AUTOMNE
par Louise Tatotte, France


Devant ma feuille vierge, avec mon vieux stylo
J'attends.
Le thème est là, il me manque les mots,
Les idées de génie, le rythme, le tempo.
Comment peindre l'automne avec des chants nouveaux ?
Parler de sa beauté, décrire sa tiédeur,
Et la mort qui prend place en changeant les couleurs…
C'est banal: métaphore où l'amour prend repos
Dans les yeux d'une femme; un sanglot, un sursis
Pour l'été qui s'endort dans les feuilles ternies;
Déjà fait.
Il faut trouver en moi un refrain,
Une image nouvelle en transcendant l'Humain:
Je dois créer un rêve, une histoire, un chemin,
Où l'automne vermeil revivra de ma main.
L'automne s'est posé dans ses couleurs mouillées
Qui embrument le jour, raccourcissent la nuit.
Il fait froid, tout d'un coup, l'été s'est enrhumé,
Et le ballet commence; une feuille ternie.
Je vois l'automne en bleu, en vert et en douceur,
Qui s'ouvre, lancinant, et danse avec splendeur;
Je sens l'automne en rouge, en violet et en fleur,
Mais l'été n'est plus là; j'entends le ciel qui pleure.

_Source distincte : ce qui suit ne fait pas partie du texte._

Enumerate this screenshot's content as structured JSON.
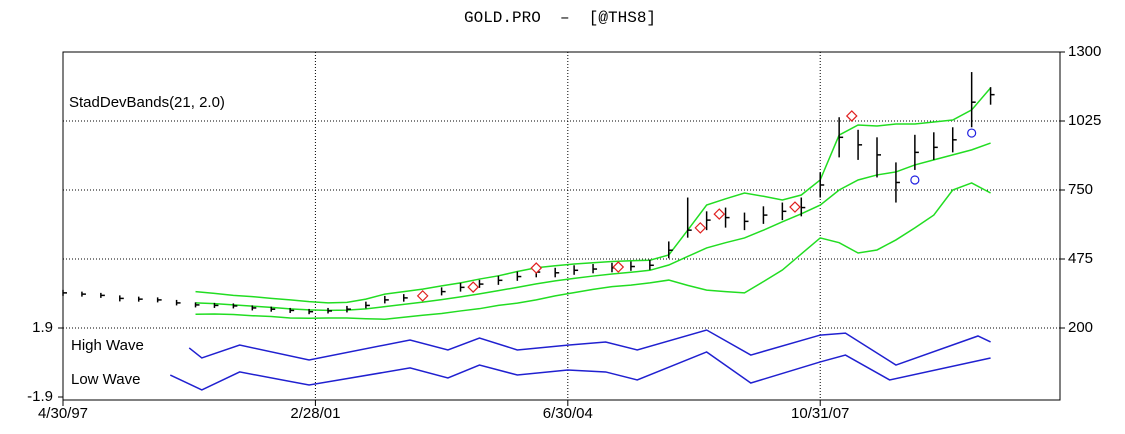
{
  "chart_data": {
    "type": "ohlc",
    "title": "GOLD.PRO  –  [@THS8]",
    "xlim": [
      0,
      158
    ],
    "xticks": [
      {
        "value": 0,
        "label": "4/30/97"
      },
      {
        "value": 40,
        "label": "2/28/01"
      },
      {
        "value": 80,
        "label": "6/30/04"
      },
      {
        "value": 120,
        "label": "10/31/07"
      }
    ],
    "ylim": [
      200,
      1300
    ],
    "yticks": [
      200,
      475,
      750,
      1025,
      1300
    ],
    "grid": true,
    "color": "#000000",
    "x": [
      0,
      3,
      6,
      9,
      12,
      15,
      18,
      21,
      24,
      27,
      30,
      33,
      36,
      39,
      42,
      45,
      48,
      51,
      54,
      57,
      60,
      63,
      66,
      69,
      72,
      75,
      78,
      81,
      84,
      87,
      90,
      93,
      96,
      99,
      102,
      105,
      108,
      111,
      114,
      117,
      120,
      123,
      126,
      129,
      132,
      135,
      138,
      141,
      144,
      147
    ],
    "high": [
      352,
      345,
      340,
      330,
      325,
      322,
      312,
      302,
      300,
      298,
      290,
      285,
      280,
      276,
      280,
      288,
      305,
      328,
      335,
      348,
      362,
      380,
      392,
      408,
      425,
      445,
      440,
      450,
      455,
      460,
      465,
      472,
      545,
      720,
      665,
      680,
      660,
      685,
      700,
      720,
      820,
      1040,
      990,
      960,
      860,
      970,
      980,
      1000,
      1220,
      1160
    ],
    "low": [
      328,
      325,
      320,
      306,
      305,
      302,
      290,
      282,
      280,
      278,
      270,
      265,
      260,
      255,
      258,
      262,
      278,
      298,
      305,
      314,
      330,
      345,
      360,
      372,
      388,
      402,
      402,
      412,
      418,
      422,
      428,
      432,
      478,
      560,
      590,
      600,
      590,
      615,
      630,
      645,
      720,
      880,
      870,
      800,
      700,
      830,
      870,
      900,
      1000,
      1090
    ],
    "close": [
      340,
      335,
      330,
      318,
      315,
      312,
      300,
      292,
      290,
      288,
      280,
      275,
      270,
      265,
      268,
      275,
      290,
      312,
      320,
      330,
      345,
      362,
      375,
      390,
      405,
      423,
      420,
      430,
      435,
      440,
      445,
      450,
      510,
      590,
      630,
      640,
      625,
      650,
      665,
      680,
      770,
      960,
      930,
      890,
      780,
      900,
      920,
      950,
      1100,
      1130
    ],
    "bands": {
      "label": "StadDevBands(21, 2.0)",
      "color": "#22dd22",
      "x": [
        21,
        24,
        27,
        30,
        33,
        36,
        39,
        42,
        45,
        48,
        51,
        54,
        57,
        60,
        63,
        66,
        69,
        72,
        75,
        78,
        81,
        84,
        87,
        90,
        93,
        96,
        99,
        102,
        105,
        108,
        111,
        114,
        117,
        120,
        123,
        126,
        129,
        132,
        135,
        138,
        141,
        144,
        147
      ],
      "upper": [
        345,
        338,
        330,
        325,
        318,
        312,
        305,
        300,
        302,
        315,
        335,
        345,
        355,
        368,
        380,
        395,
        408,
        425,
        440,
        448,
        455,
        460,
        465,
        468,
        470,
        491,
        590,
        690,
        715,
        738,
        725,
        710,
        730,
        790,
        969,
        1009,
        1005,
        1013,
        1013,
        1021,
        1029,
        1069,
        1157
      ],
      "middle": [
        300,
        297,
        292,
        287,
        282,
        276,
        272,
        270,
        271,
        276,
        285,
        294,
        303,
        313,
        324,
        336,
        349,
        362,
        376,
        388,
        398,
        407,
        415,
        422,
        430,
        451,
        485,
        519,
        540,
        559,
        590,
        623,
        655,
        690,
        750,
        790,
        810,
        822,
        850,
        870,
        890,
        910,
        937
      ],
      "lower": [
        255,
        256,
        254,
        249,
        246,
        240,
        239,
        240,
        240,
        237,
        235,
        243,
        251,
        258,
        268,
        277,
        290,
        299,
        312,
        328,
        341,
        354,
        365,
        371,
        380,
        391,
        370,
        351,
        345,
        340,
        385,
        431,
        495,
        559,
        540,
        499,
        511,
        551,
        599,
        650,
        750,
        778,
        738
      ]
    },
    "markers": [
      {
        "shape": "diamond",
        "color": "#e02020",
        "x": [
          57,
          65,
          75,
          88,
          101,
          104,
          116,
          125
        ],
        "values": [
          328,
          363,
          439,
          443,
          599,
          654,
          682,
          1045
        ]
      },
      {
        "shape": "circle",
        "color": "#2020e0",
        "x": [
          135,
          144
        ],
        "values": [
          790,
          977
        ]
      }
    ],
    "indicator": {
      "ylim": [
        -1.9,
        1.9
      ],
      "yticks": [
        -1.9,
        1.9
      ],
      "series": [
        {
          "name": "High Wave",
          "color": "#2020d0",
          "x": [
            20,
            22,
            28,
            39,
            55,
            61,
            66,
            72,
            80,
            86,
            91,
            102,
            109,
            120,
            124,
            132,
            145,
            147
          ],
          "values": [
            0.8,
            0.25,
            0.96,
            0.14,
            1.24,
            0.69,
            1.35,
            0.69,
            0.96,
            1.13,
            0.69,
            1.79,
            0.41,
            1.51,
            1.62,
            -0.14,
            1.46,
            1.13
          ]
        },
        {
          "name": "Low Wave",
          "color": "#2020d0",
          "x": [
            17,
            22,
            28,
            39,
            55,
            61,
            66,
            72,
            80,
            86,
            91,
            102,
            109,
            120,
            124,
            131,
            147
          ],
          "values": [
            -0.69,
            -1.51,
            -0.52,
            -1.24,
            -0.3,
            -0.85,
            -0.14,
            -0.69,
            -0.41,
            -0.52,
            -0.96,
            0.58,
            -1.13,
            0.03,
            0.41,
            -0.96,
            0.25
          ]
        }
      ]
    }
  }
}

Ciel blanc puis noir, le temps s'égare,
Le vent m'emporte et me soutient;
J'ai froid, je crois…
Je me souviens
De l'automne qui passe au fond de ma mémoire.
Peut-être était-il gris, jaune sang ou cyan…
Je ne sais plus.
Je ne l'ai vu qu'un jour,
Un petit jour d'automne au parfum de toujours,
Et mon regard éteint garde sa voix d'encens.